Clinical Pharmacy Process

Clinical Pharmacy Process

Reference Book: Clinical Pharmacy and Therapeutics

Authors: D. G. Webb, J. G. Davies and D. McRobbie

Key Points

  • Clinical pharmacy promotes the safe, effective, and economic use of medicines for individual patients.
  • Shift from product-oriented roles to direct patient engagement.
  • The three key elements of the care process: patient assessment, care plan determination, and outcome evaluation.
  • Consultation skills are fundamental to delivering pharmaceutical care.

Overview

Clinical pharmacy is a practice where pharmacists shift focus from a solely product-oriented role toward more direct engagement with patients and their medicine-related problems.
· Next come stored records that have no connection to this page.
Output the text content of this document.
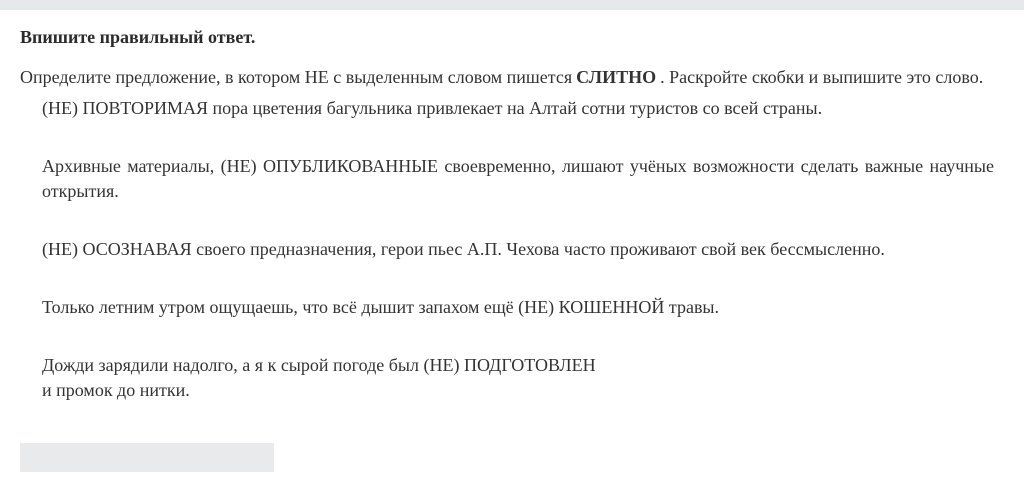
Впишите правильный ответ.
Определите предложение, в котором НЕ с выделенным словом пишется СЛИТНО . Раскройте скобки и выпишите это слово.
(НЕ) ПОВТОРИМАЯ пора цветения багульника привлекает на Алтай сотни туристов со всей страны.
Архивные материалы, (НЕ) ОПУБЛИКОВАННЫЕ своевременно, лишают учёных возможности сделать важные научные открытия.
(НЕ) ОСОЗНАВАЯ своего предназначения, герои пьес А.П. Чехова часто проживают свой век бессмысленно.
Только летним утром ощущаешь, что всё дышит запахом ещё (НЕ) КОШЕННОЙ травы.
Дожди зарядили надолго, а я к сырой погоде был (НЕ) ПОДГОТОВЛЕН
и промок до нитки.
It embraces the philosophy of Pharmaceutical Care, which is a patient-centered system aimed at achieving specific positive outcomes.

Table 1.1: Drug Use Process (DUP) Indicators

DUP Stage Action
Need for a drug Ensure appropriate indication and that all medical problems are addressed.
Select drug Recommend the most appropriate drug based on therapeutic goals, patient variables, and cost.
Select regimen Select the most appropriate regimen to achieve goals at the least cost without toxicity.
Provide drug Facilitate accurate dispensing and timely delivery in ready-to-administer form.
Drug administration Ensure appropriate devices and techniques are used.
Monitor therapy Monitor for effectiveness or adverse effects to maintain, modify, or discontinue.
Counsel patient Educate the patient/caregiver to ensure proper use.
Evaluate effectiveness Review all previous steps to ensure therapeutic goals are achieved.
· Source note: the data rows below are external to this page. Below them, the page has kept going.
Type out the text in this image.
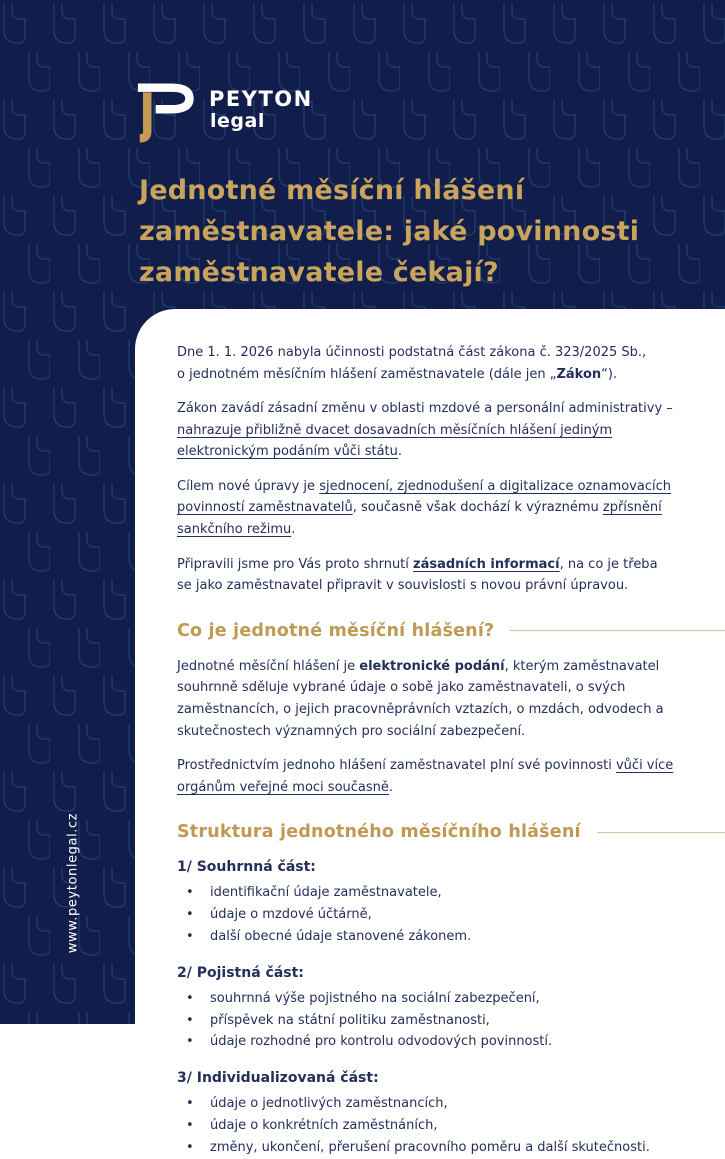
PEYTON
legal
Jednotné měsíční hlášení
zaměstnavatele: jaké povinnosti
zaměstnavatele čekají?
www.peytonlegal.cz

Dne 1. 1. 2026 nabyla účinnosti podstatná část zákona č. 323/2025 Sb.,
o jednotném měsíčním hlášení zaměstnavatele (dále jen „Zákon“).

Zákon zavádí zásadní změnu v oblasti mzdové a personální administrativy – nahrazuje přibližně dvacet dosavadních měsíčních hlášení jediným elektronickým podáním vůči státu.

Cílem nové úpravy je sjednocení, zjednodušení a digitalizace oznamovacích povinností zaměstnavatelů, současně však dochází k výraznému zpřísnění sankčního režimu.

Připravili jsme pro Vás proto shrnutí zásadních informací, na co je třeba
se jako zaměstnavatel připravit v souvislosti s novou právní úpravou.

Co je jednotné měsíční hlášení?

Jednotné měsíční hlášení je elektronické podání, kterým zaměstnavatel souhrnně sděluje vybrané údaje o sobě jako zaměstnavateli, o svých zaměstnancích, o jejich pracovněprávních vztazích, o mzdách, odvodech a skutečnostech významných pro sociální zabezpečení.

Prostřednictvím jednoho hlášení zaměstnavatel plní své povinnosti vůči více orgánům veřejné moci současně.

Struktura jednotného měsíčního hlášení
1/ Souhrnná část:
• identifikační údaje zaměstnavatele,
• údaje o mzdové účtárně,
• další obecné údaje stanovené zákonem.
2/ Pojistná část:
• souhrnná výše pojistného na sociální zabezpečení,
• příspěvek na státní politiku zaměstnanosti,
• údaje rozhodné pro kontrolu odvodových povinností.
3/ Individualizovaná část:
• údaje o jednotlivých zaměstnancích,
• údaje o konkrétních zaměstnáních,
• změny, ukončení, přerušení pracovního poměru a další skutečnosti.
Table 1.2: Core Definitions

Term Definition
Clinical Pharmacy Functions that promote safe, effective, and economic use of medicines for individual patients.
Pharmaceutical Care A co-operative, patient-centred system for achieving positive patient outcomes.
Medicines Management How medicines are selected, procured, delivered, prescribed, administered, and reviewed to optimize outcomes.

Medication-Related Problems (MRPs)

Categories of MRPs

  • Untreated indication
  • Treatment without indication
  • Improper drug selection
  • Too little drug / Too much drug
  • Non-compliance
  • Adverse drug reaction (ADR)
  • Drug interaction

Preventable medication-related hospital admissions account for approximately 4.3% of cases in both the USA and UK. Many of these issues are linked to prescribing, monitoring, or adherence.

Pharmaceutical Consultation

Effective consultation involves establishing a therapeutic relationship. This is often more than just scientific expertise; it requires a partnership with the patient.

Common Mnemonics

WWHAM: Who is it for? What are the symptoms? How long? Action taken? Medicines taken?

AS METTHOD: Age, Self or someone else, Medicines, Exactly what symptom, Time/Duration, Taken action, History, Other symptoms, Doing anything to alleviate/worsen.

Table 1.4: Pharmaceutical Consultation Process

Phase Goal
Introduction Building a therapeutic relationship.
Data collection Identifying medication-related needs.
Actions & Solutions Establishing an acceptable management plan.
Closure Negotiating safety netting strategies.

Clinical Pharmacy Functions

Step 1: Establishing Need

Identifying the patient's condition and expected therapy. Requires gathering details like age, gender, social history, and laboratory findings (Renal/Liver function).

Step 2: Selecting the Medicine

Checking for:

  • Drug-Patient interactions: Allergies, age-related contraindications.
  • Drug-Disease interactions: Medicine worsening a pre-existing condition.
  • Drug-Drug interactions: Effects on metabolism (P450 system) or opposing actions.

Step 3: Administering the Medicine

Choosing the best route (Oral is preferred) and calculating accurate doses, especially for parenteral therapy.

Step 4: Providing the Medicine

Ensuring prescriptions are legal, legible, and that medicines are labeled accurately for the patient's specific needs.

Step 5: Monitoring Therapy

Scrutinizing medicines with narrow therapeutic indices (e.g., Digoxin, Warfarin, Phenytoin).

Case Study: Mr. JB

Profile: 67-year-old male, CHD, coronary artery stent, history of asthma (well-controlled).

Recommendation Rationale
Aspirin / Clopidogrel Antiplatelet therapy for stent; used with caution in asthma.
Lansoprazole (PPI) Decreases risk of GI bleeds from dual antiplatelets.
Simvastatin Lower dose recommended due to diltiazem interaction.
Diltiazem Used for rate control as Beta-blockers are contraindicated in asthma.